When I started University I discovered that I had anxiety, I don't know if the discovery was because it got bad all of a sudden or was it because I was becoming more aware of my mental state. 4 years later, I decided to finally do something about it.
Before I tell you about my experience so far with counseling sessions or therapy, I want to tell you about why I decided to finally go talk to someone and why I think you shouldn't wait on anxiety and minor depression. I woke up one day and realized that I've been saying for almost 3 or 4 years, 'It was just a bad day', 'It was just a bad week', 'It was just a bad month.' I suddenly came to the realization that 'it was just a bad almost 3 years'...I haven't been feeling well for a very long time and I wasn't aware of how much it has taken a toll on my life and the people around me.
A part of me didn't want to admit or say that I'm depressed or emotionally drained to that extent, because it made me feel guilty. I've seen in other people what severe depression and anxiety are like and I was not going through that so I said to myself, then I must be fine.

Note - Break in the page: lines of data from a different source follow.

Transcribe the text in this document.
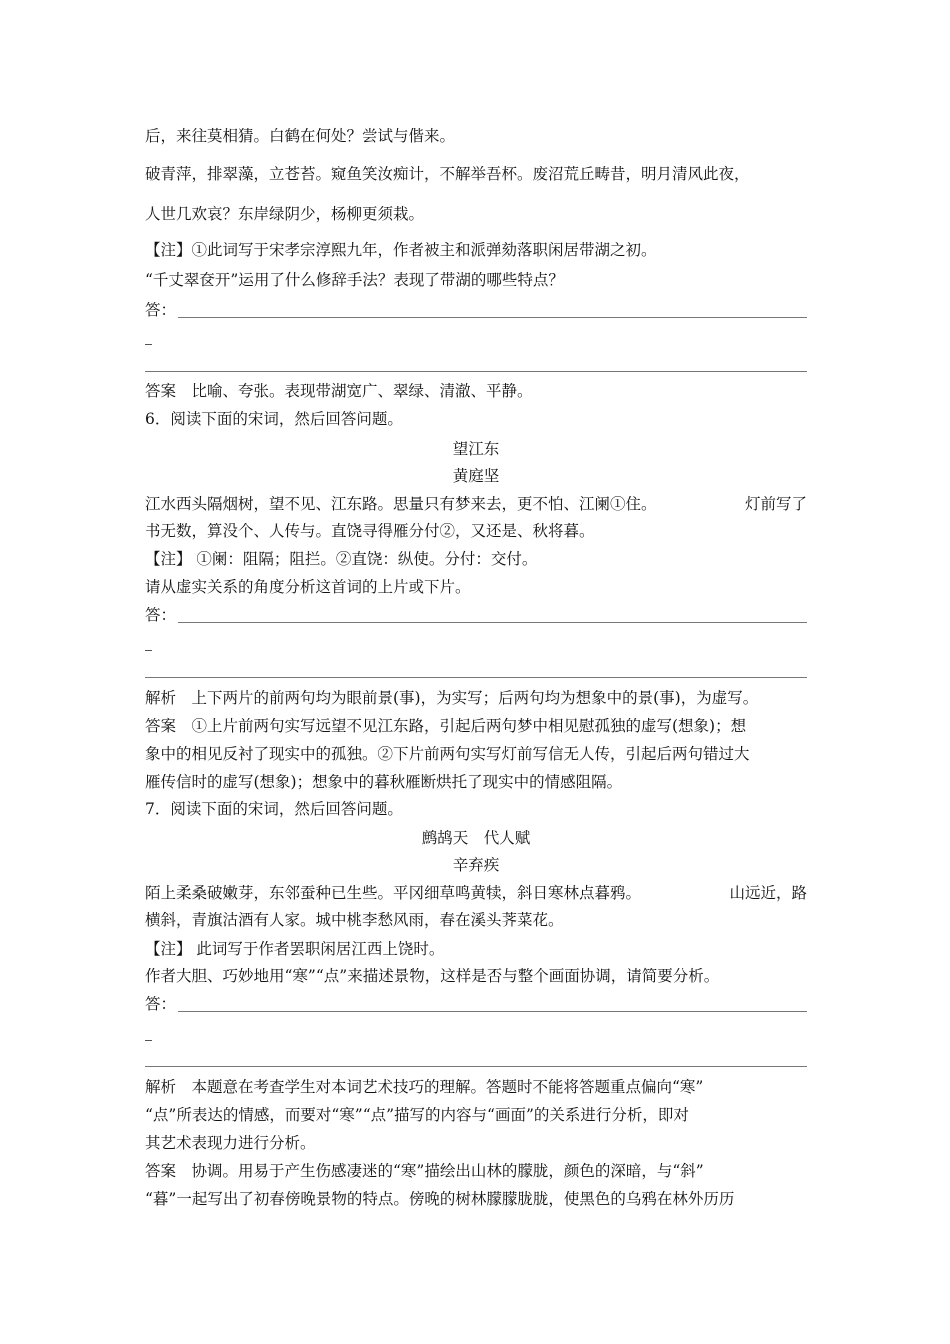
后，来往莫相猜。白鹤在何处？尝试与偕来。
破青萍，排翠藻，立苍苔。窥鱼笑汝痴计，不解举吾杯。废沼荒丘畴昔，明月清风此夜，
人世几欢哀？东岸绿阴少，杨柳更须栽。
【注】①此词写于宋孝宗淳熙九年，作者被主和派弹劾落职闲居带湖之初。
“千丈翠奁开”运用了什么修辞手法？表现了带湖的哪些特点？
答：
答案　比喻、夸张。表现带湖宽广、翠绿、清澈、平静。
6．阅读下面的宋词，然后回答问题。
望江东
黄庭坚
江水西头隔烟树，望不见、江东路。思量只有梦来去，更不怕、江阑①住。	灯前写了
书无数，算没个、人传与。直饶寻得雁分付②，又还是、秋将暮。
【注】 ①阑：阻隔；阻拦。②直饶：纵使。分付：交付。
请从虚实关系的角度分析这首词的上片或下片。
答：
解析　上下两片的前两句均为眼前景(事)，为实写；后两句均为想象中的景(事)，为虚写。
答案　①上片前两句实写远望不见江东路，引起后两句梦中相见慰孤独的虚写(想象)；想
象中的相见反衬了现实中的孤独。②下片前两句实写灯前写信无人传，引起后两句错过大
雁传信时的虚写(想象)；想象中的暮秋雁断烘托了现实中的情感阻隔。
7．阅读下面的宋词，然后回答问题。
鹧鸪天　代人赋
辛弃疾
陌上柔桑破嫩芽，东邻蚕种已生些。平冈细草鸣黄犊，斜日寒林点暮鸦。	山远近，路
横斜，青旗沽酒有人家。城中桃李愁风雨，春在溪头荠菜花。
【注】 此词写于作者罢职闲居江西上饶时。
作者大胆、巧妙地用“寒”“点”来描述景物，这样是否与整个画面协调，请简要分析。
答：
解析　本题意在考查学生对本词艺术技巧的理解。答题时不能将答题重点偏向“寒”
“点”所表达的情感，而要对“寒”“点”描写的内容与“画面”的关系进行分析，即对
其艺术表现力进行分析。
答案　协调。用易于产生伤感凄迷的“寒”描绘出山林的朦胧，颜色的深暗，与“斜”
“暮”一起写出了初春傍晚景物的特点。傍晚的树林朦朦胧胧，使黑色的乌鸦在林外历历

The truth is I wasn't fine at all, and in order to realize that, I reached a level where getting out of bed was hard and I lost enjoyment in most things I loved, and as for social interaction, it was physically and emotionally exhausting for me.
I've been going to counseling sessions for about a month and a half now and I can already feel a difference. talking about the mess that goes around in the brain, saying it out loud, accepting the things that you suffer from and trying to find the root from where it sprouted really helps with my awareness when it comes to my everyday.
When I'm feeling anxious or like I've had a bad stressful day, I started to really notice how my mind and body react to situations. Also when I started realizing why I am the way I am because of things that have influenced me in the past, I became more accepting of my anxiety and insecurities, It's like I'm getting closure with the past. I acknowledge it, I forgive it, now I can try to move on.